Teve muito rapidamente a noção de que a formação académica era necessária. Como alcançou este objectivo?
Eu sempre tive noção que sem estudo não se vai a lado nenhum. Na minha altura só o 6° ano era obrigatório. E apesar das muitas dificuldades financeiras que a minha família passava naquela altura, os meus pais ouviram os meus pedidos e deixaram-me continuar os estudos. Essa noção tornou-se ainda mais forte após termos chegado à Suíça. Nos últimos 20 anos conto também com o apoio do meu marido que, compreendeu a minha fome por livros, por saber mais, por ter uma formação reconhecida na Suíça. Ele levanta-me quando já não tenho forças, organiza as coisas com os nossos filhos para eu me poder desenvolver profissionalmente e ouve as minhas explosões de frustração quando algo não corre como eu gostaria.

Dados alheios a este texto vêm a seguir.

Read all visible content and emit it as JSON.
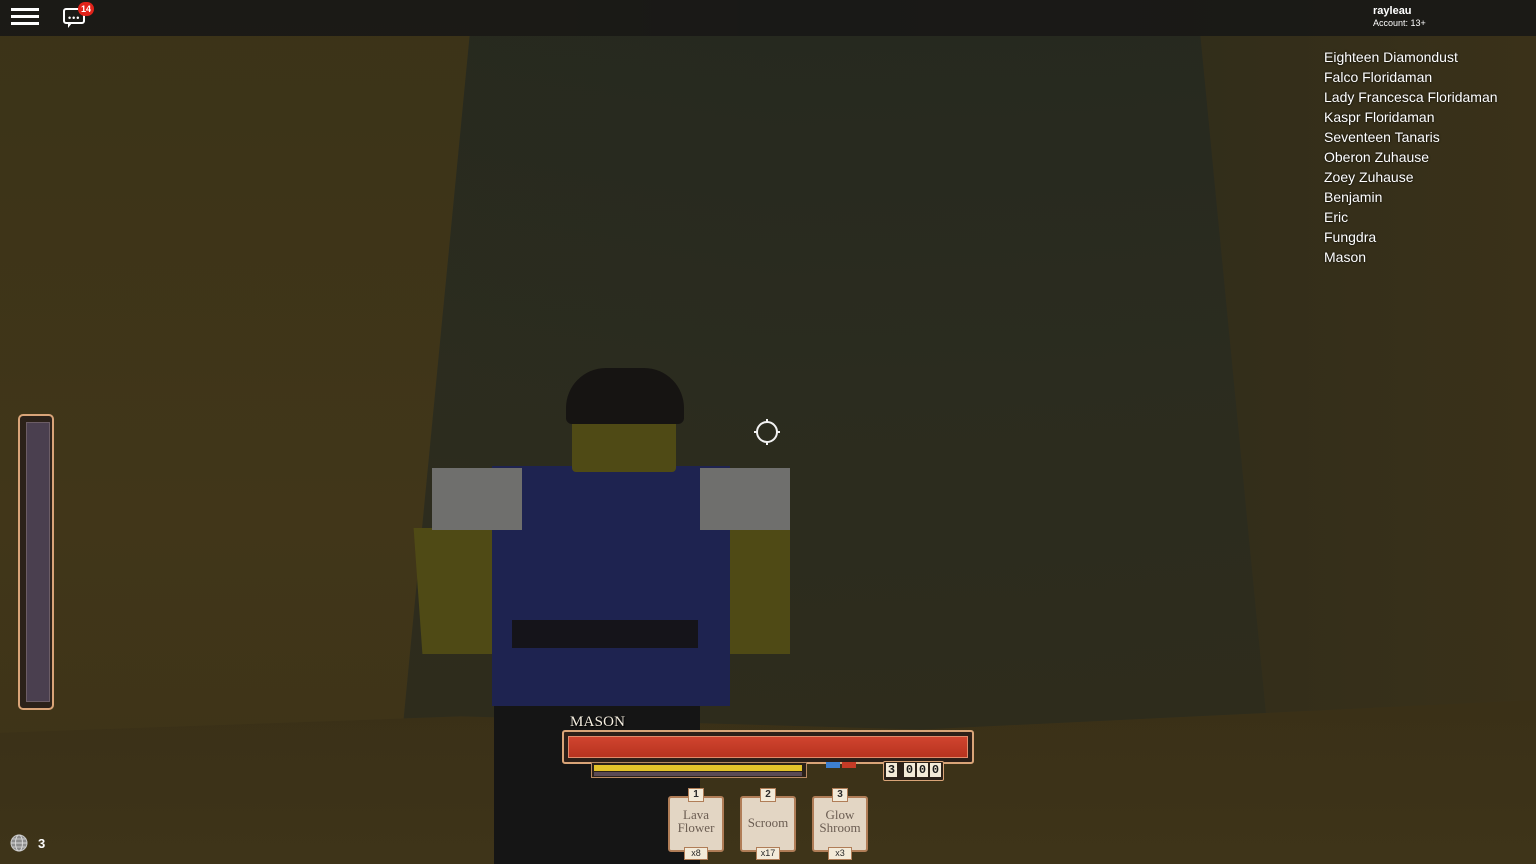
{
  "topbar": {
    "chat_badge": "14",
    "username": "rayleau",
    "account_age": "Account: 13+"
  },
  "players": [
    "Eighteen Diamondust",
    "Falco Floridaman",
    "Lady Francesca Floridaman",
    "Kaspr Floridaman",
    "Seventeen Tanaris",
    "Oberon Zuhause",
    "Zoey Zuhause",
    "Benjamin",
    "Eric",
    "Fungdra",
    "Mason"
  ],
  "hud": {
    "character_name": "MASON",
    "health_fraction": 1.0,
    "stamina_fraction": 0.99,
    "currency_digits": [
      "3",
      "0",
      "0",
      "0"
    ],
    "colors": {
      "health": "#c63b26",
      "stamina": "#e3c22a",
      "frame": "#d9a478",
      "mana_blue": "#3d7fd0",
      "mana_red": "#c63b26"
    }
  },
  "hotbar": [
    {
      "key": "1",
      "line1": "Lava",
      "line2": "Flower",
      "count": "x8"
    },
    {
      "key": "2",
      "line1": "Scroom",
      "line2": "",
      "count": "x17"
    },
    {
      "key": "3",
      "line1": "Glow",
      "line2": "Shroom",
      "count": "x3"
    }
  ],
  "online_count": "3",
  "icons": {
    "menu": "hamburger-menu-icon",
    "chat": "chat-bubble-icon",
    "crosshair": "crosshair-icon",
    "online": "globe-icon"
  }
}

Os meus filhos, incentivados pelo pai, dão-me força quando tenho algum teste ou reunião e compreendem quando há alturas em que não tenho muito tempo para eles. Com muito suor, muitas noites a estudar, muita perseverança (e talvez desespero para ter uma formação reconhecida) da minha parte, o apoio dos meus filhos e marido assim como a sorte de encontrar as pessoas certas no momento certo fez com que pudesse realizar alguns dos meus objetivos até agora.
Ocupa o seu tempo profissional, sendo tradutora, interprete e coordena ainda o Departamento da integração em Amriswil. Sente-se realizada com o que faz?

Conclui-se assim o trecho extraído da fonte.